Sparta
Yahoo! Research has teamed up with Yahoo! Mail engineering to develop state-of-the-art spam detection that has dramatically reduced the amount of spam mail that can leak through to the in-boxes of Yahoo! Mail users. The project originated in 2007 when the mail engineering team approached the research team about collaborating on an improved content classifier.
Yahoo! Researchers Raghu Ramakrishnan, Kilian Weinberger, Martin Zinkevich, Anirban Dasgupta, and Dan Kifer immediately took the matter to heart and formed the Sparta team. The name “Sparta” is a derivative of the phrase “spam research task force.”
As a first step, the team learned all about the current efforts in spam filtering. They soon realized that the most important thing to do was to make significant improvements to the current content-based spam filter – to make it more noise tolerant and cutting edge. They put their minds together with Vish Tumkur Ramarao, Raghav Jeyaraman, Jay Pujara, and Sharat Narayan from the mail engineering team.
“The mail team and research teams complete each other,” said Weinberger. “We know a lot about machine learning and they know absolutely everything there is to know about spam.” It was the perfect marriage for such a significant endeavor.
Zinkevich saw this as a monumental opportunity to make an impact on one of the most visible Yahoo! properties in the world. “We are the largest email service provider in the world,” said Zinkevich. “Because of this, we are a constant target of spammers who spend their livelihoods keeping up with trends to circumvent the latest spam-fighting techniques.”

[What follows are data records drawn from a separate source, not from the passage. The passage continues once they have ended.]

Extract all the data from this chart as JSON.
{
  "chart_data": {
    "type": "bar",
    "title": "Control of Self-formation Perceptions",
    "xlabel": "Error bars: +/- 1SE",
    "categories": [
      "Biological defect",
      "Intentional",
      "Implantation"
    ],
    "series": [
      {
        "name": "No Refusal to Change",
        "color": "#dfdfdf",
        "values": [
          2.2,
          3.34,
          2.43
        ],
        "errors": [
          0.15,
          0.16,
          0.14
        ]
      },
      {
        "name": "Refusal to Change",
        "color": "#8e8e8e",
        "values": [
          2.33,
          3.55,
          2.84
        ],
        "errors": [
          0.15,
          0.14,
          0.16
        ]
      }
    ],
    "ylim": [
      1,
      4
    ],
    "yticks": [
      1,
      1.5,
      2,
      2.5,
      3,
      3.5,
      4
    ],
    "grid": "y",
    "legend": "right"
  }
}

The teams became quickly aware that the challenges with developing a spam classifier for the largest mail service in the world are very different from those that they were used to from academic settings of document classification. “Each email has to be handled in a couple of milliseconds,” said Dasgupta. “Some spammers try to trick our algorithm by labeling their own emails as non-spam so that they leak through.”

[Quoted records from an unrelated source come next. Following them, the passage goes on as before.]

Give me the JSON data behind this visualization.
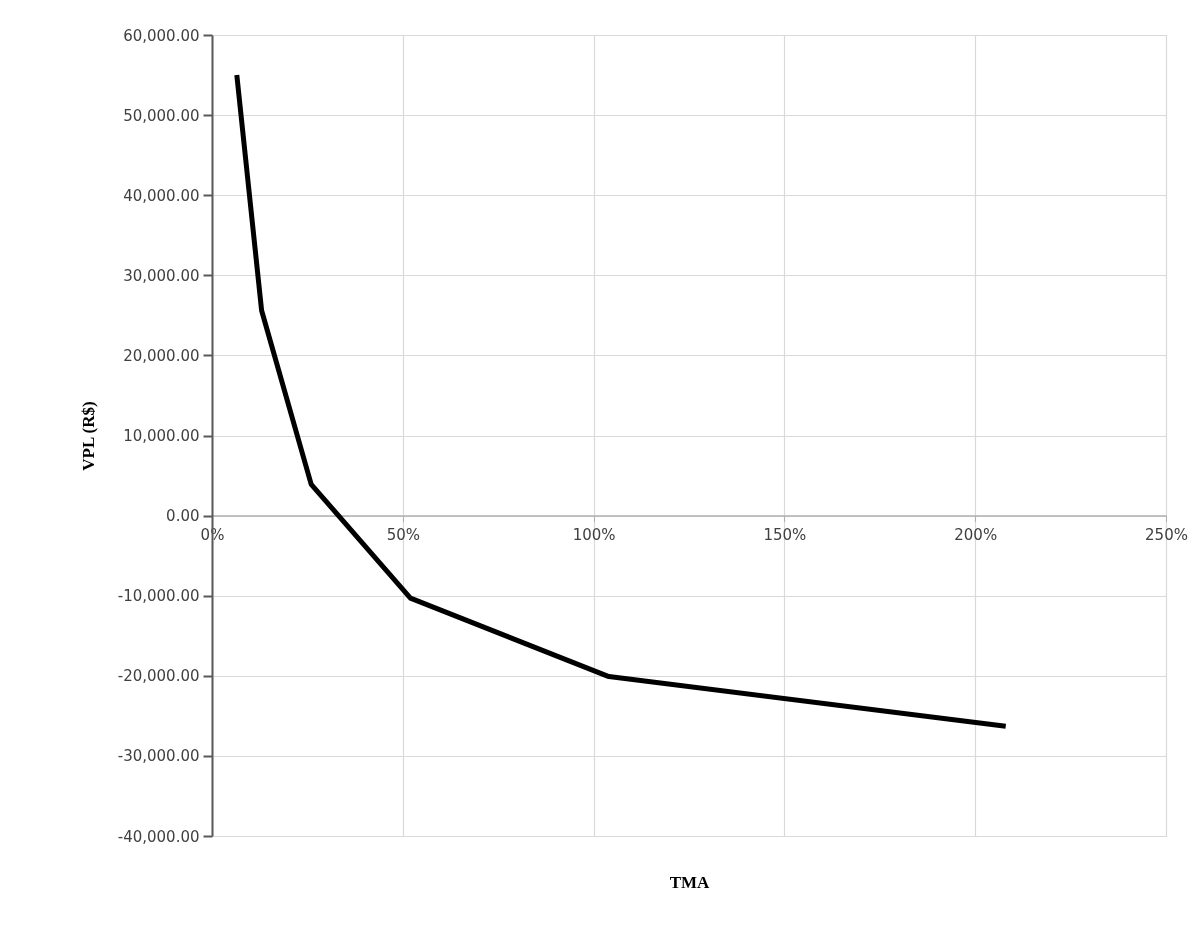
{
  "chart_data": {
    "type": "line",
    "xlabel": "TMA",
    "ylabel": "VPL (R$)",
    "x": [
      6.5,
      13,
      26,
      52,
      104,
      208
    ],
    "series": [
      {
        "color": "#000000",
        "values": [
          55000,
          25600,
          3900,
          -10300,
          -20100,
          -26300
        ]
      }
    ],
    "xlim": [
      0,
      250
    ],
    "xticks": [
      {
        "value": 0,
        "label": "0%"
      },
      {
        "value": 50,
        "label": "50%"
      },
      {
        "value": 100,
        "label": "100%"
      },
      {
        "value": 150,
        "label": "150%"
      },
      {
        "value": 200,
        "label": "200%"
      },
      {
        "value": 250,
        "label": "250%"
      }
    ],
    "ylim": [
      -40000,
      60000
    ],
    "yticks": [
      {
        "value": -40000,
        "label": "-40,000.00"
      },
      {
        "value": -30000,
        "label": "-30,000.00"
      },
      {
        "value": -20000,
        "label": "-20,000.00"
      },
      {
        "value": -10000,
        "label": "-10,000.00"
      },
      {
        "value": 0,
        "label": "0.00"
      },
      {
        "value": 10000,
        "label": "10,000.00"
      },
      {
        "value": 20000,
        "label": "20,000.00"
      },
      {
        "value": 30000,
        "label": "30,000.00"
      },
      {
        "value": 40000,
        "label": "40,000.00"
      },
      {
        "value": 50000,
        "label": "50,000.00"
      },
      {
        "value": 60000,
        "label": "60,000.00"
      }
    ],
    "grid": true,
    "marker": "none",
    "line_style": "solid"
  }
}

Currently implemented for a segment of premium English-language users, Sparta will soon expand in scope and be implemented worldwide with internationalization. In order to make the spam filter future-proof, it is explicitly designed so that it can be extended and modified in many ways, and to adapt to new trends in spam emails or improved classification algorithms during the upcoming years.
“In addition to making a dent on spam for premium users, Sparta, for the first time, provides us a medium to long term content classifier that can scale well even to the free email user segment,” said Ramarao.

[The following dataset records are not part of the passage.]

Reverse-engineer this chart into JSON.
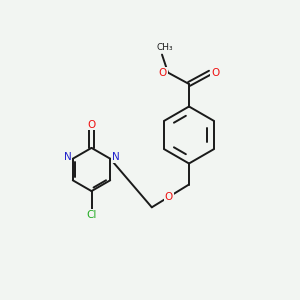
{
  "bg_color": "#f2f5f2",
  "bond_color": "#1a1a1a",
  "bond_width": 1.4,
  "dbo": 0.07,
  "atom_colors": {
    "O": "#ee1111",
    "N": "#2222cc",
    "Cl": "#22aa22",
    "C": "#1a1a1a"
  },
  "fs": 7.5,
  "fs_small": 6.5
}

Aside from dramatically reducing the volume of spam email leaks to users’ in-boxes, Sparta also has strict criteria to minimize the number of legitimate email slips into bulk email folders.
Sparta has been a major milestone for the research and engineering teams. The research team spent significant time on intellectual aspects of the problem, focusing on getting a cutting edge classifier that can work in an adversarial setting. The engineering team, on the other hand, worked on bringing the research team up to speed on domain knowledge and possible pitfalls -- and also worked on making sure the code was scalable, bug free, and lightning fast.
“I think the research and engineering engagement in this project was an excellent example of how both teams can work to bring sufficient thought in science and engineering to product development,” said Ramarao. “We hope to continue solving high-value business problems that are also challenging from a research perspective.”